I was shocked when I saw news of Mozilla's Firefox native integration with Pocket; the popular read-it-later bookmarking service. This is the first time I can remember when Mozilla has integrated a commercial third-party service. It feels a little odd.
I understand why they might have done this. My guess is that Pocket is another revenue stream for Mozilla. I can appreciate the need for money; it keeps the employees happy, and the Firefox updates rolling out in a timely fashion. Not to mention funding research projects like Rust and Servo that are very exciting for the future of the web.
I can understand this, and yet it still feels weird to me. Not bad, or too uncomfortable, just a little odd. Still, that is how the slippery slope starts, with a slow steady boil. This the part that makes me feel the most ill-at-ease; how long until the next commercial integration.
Frederic Lardinois writes in TechCrunch
Mozilla probably could have built this kind of service from scratch, but must have decided that supporting applications on these different platforms from iOS to Kindle and Android to Windows wasn't what it wanted to do.
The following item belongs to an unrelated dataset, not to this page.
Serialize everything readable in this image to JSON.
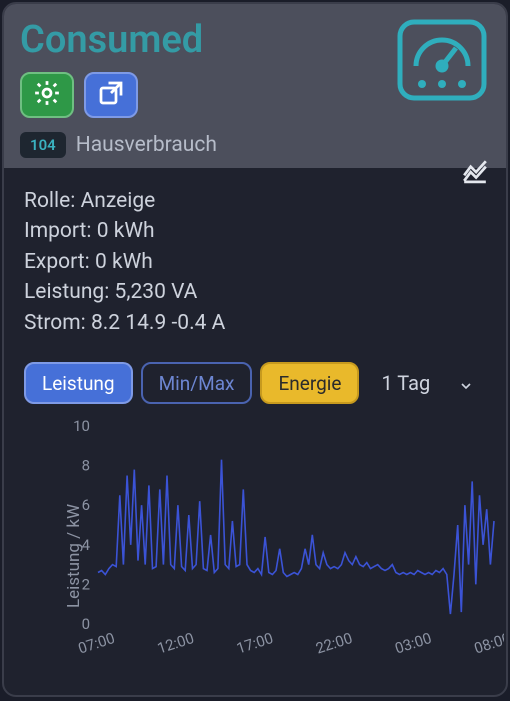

I would have preferred Mozilla develop their own solution, but Pocket was an easy choice. They have the servers, and the service; built, ready, and working. Their brand in this niche does not hurt either. It looks to be a win-win for both sides.
So in truth it is a benefit for those who use both, and not even an annoyance for those who do not. My hope is that this weird feeling I have fades away into nothing; and the cause of it, becomes but a footnote in the long, free, and open source history of Firefox.